Generative AI Success Depends on Quality of Data

June 5, 2024 Cailin Boucher Forster

Our client IBM recently held its Think Conference where we convened a CIO Council session to discuss the areas of hybrid cloud, AI, and security. A reoccurring theme throughout IBM Think keynotes and the Council session was around how important the quality and governance of data are for the success of AI.

Generative AI has great potential as a transformative technology that will bring tremendous impact to future ways of working, and most organizations are experimenting with POCs and use cases and thinking about how to scale the technology. However, before moving too fast with this major investment, organizations should be thinking about data quality and working to ensure that good data hygiene processes are in place. As Ritika Gunnar, General Manager, Product Management, Data & AI, IBM emphasized at IBM Think, “Good AI begins with good data.” In our Customer Advisory Board work at Farland Group, we have heard similar perspectives around the data governance required for the safe, responsible use of generative AI.

“If you don’t have basic data hygiene, you will still fail regardless of the AI projects or security tools you invest in. Organizations must understand that if its data hygiene is bad, generative AI will only multiply your challenges 10 times more.”

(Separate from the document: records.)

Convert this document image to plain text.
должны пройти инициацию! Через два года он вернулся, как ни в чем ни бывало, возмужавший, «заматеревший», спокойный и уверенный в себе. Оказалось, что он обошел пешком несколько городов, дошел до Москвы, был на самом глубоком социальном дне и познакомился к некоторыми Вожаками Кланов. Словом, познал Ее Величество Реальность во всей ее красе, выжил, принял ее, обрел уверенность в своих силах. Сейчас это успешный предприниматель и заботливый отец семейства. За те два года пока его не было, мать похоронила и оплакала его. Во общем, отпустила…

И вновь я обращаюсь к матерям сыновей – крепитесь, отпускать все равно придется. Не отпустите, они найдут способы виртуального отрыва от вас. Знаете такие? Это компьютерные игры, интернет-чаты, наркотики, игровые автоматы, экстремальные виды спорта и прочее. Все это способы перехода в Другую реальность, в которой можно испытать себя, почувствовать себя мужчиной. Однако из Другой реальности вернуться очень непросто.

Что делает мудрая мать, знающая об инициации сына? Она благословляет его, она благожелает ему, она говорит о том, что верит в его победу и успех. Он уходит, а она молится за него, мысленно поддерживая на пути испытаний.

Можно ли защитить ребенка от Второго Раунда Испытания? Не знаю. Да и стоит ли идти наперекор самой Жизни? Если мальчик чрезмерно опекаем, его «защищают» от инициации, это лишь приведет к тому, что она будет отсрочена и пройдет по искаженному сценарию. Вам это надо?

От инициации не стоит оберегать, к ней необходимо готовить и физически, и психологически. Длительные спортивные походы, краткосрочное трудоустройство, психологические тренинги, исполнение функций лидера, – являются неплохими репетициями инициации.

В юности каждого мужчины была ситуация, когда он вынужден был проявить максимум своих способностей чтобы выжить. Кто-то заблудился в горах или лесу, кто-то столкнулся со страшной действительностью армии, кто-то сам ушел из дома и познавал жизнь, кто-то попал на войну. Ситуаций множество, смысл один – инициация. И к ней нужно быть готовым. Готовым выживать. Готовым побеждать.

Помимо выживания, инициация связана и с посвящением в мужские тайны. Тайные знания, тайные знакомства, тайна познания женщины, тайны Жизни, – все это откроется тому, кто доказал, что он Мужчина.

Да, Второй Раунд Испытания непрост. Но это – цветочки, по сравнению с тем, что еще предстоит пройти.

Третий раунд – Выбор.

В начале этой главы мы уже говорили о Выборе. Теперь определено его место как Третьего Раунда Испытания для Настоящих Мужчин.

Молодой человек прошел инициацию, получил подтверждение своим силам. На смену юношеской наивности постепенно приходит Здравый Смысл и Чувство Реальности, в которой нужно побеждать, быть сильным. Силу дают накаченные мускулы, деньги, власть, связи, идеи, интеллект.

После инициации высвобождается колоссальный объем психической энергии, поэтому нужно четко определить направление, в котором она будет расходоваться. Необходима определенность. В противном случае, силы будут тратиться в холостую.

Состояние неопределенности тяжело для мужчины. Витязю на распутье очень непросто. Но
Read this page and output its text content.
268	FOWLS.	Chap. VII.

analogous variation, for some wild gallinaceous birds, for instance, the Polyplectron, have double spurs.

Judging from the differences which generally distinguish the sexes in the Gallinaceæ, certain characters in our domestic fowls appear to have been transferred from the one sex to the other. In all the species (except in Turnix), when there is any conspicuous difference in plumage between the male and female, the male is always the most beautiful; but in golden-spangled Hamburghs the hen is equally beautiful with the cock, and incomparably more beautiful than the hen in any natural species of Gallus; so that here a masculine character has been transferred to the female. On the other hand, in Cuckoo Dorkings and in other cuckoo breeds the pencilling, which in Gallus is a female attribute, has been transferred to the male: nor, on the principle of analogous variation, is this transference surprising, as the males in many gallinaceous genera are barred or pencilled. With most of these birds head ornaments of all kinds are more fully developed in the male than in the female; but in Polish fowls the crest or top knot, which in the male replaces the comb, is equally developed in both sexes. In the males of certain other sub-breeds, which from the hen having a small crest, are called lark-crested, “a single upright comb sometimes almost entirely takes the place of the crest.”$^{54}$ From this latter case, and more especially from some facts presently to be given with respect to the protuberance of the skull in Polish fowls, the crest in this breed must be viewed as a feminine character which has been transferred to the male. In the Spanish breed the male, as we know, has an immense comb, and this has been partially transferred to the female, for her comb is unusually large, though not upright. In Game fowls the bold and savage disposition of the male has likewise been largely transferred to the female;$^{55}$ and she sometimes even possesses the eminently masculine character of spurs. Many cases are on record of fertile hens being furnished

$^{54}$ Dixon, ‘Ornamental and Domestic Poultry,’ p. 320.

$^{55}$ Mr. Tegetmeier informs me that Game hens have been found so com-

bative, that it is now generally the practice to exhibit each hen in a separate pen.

Why is this so important? With Large Language Models (LLMs) trained on existing data comes the potential for an array of challenges, including bias, data leakage, and output accuracy. Depending on the usage, the consequences could be dire. A student using a public, free instance of gen AI to help write a paper runs the risk of not being able to quote sources and potentially citing inaccurate information. With an enterprise’s use of an LLM, particularly in a highly regulated industry, comes the greater concern of having confidential data leaked or using skewed, biased LLM output when making business decisions that could result in financial loss, regulatory non-compliance, and/or loss of trust among its customer base.

“If you don’t have strong data controls in place, your use of generative AI for any use case will not help you achieve the results wanted.”

Utilizing data controls when evaluating use cases is beneficial for more reliable outcomes that enable good decision-making and establish trust in using this new technology. Here are a few questions to ponder when looking to safely scale generative AI within your organization:

- Will your organization be using an internal or external LLM?

- Does your organization own the data used within the LLM? How confident are you with the accuracy of the datasets used to train the LLM?

- Who/what departments will have access to the LLM (and ultimately the data used within)?

- What guardrails/controls can be set to help manage your enterprise’s risk appetite?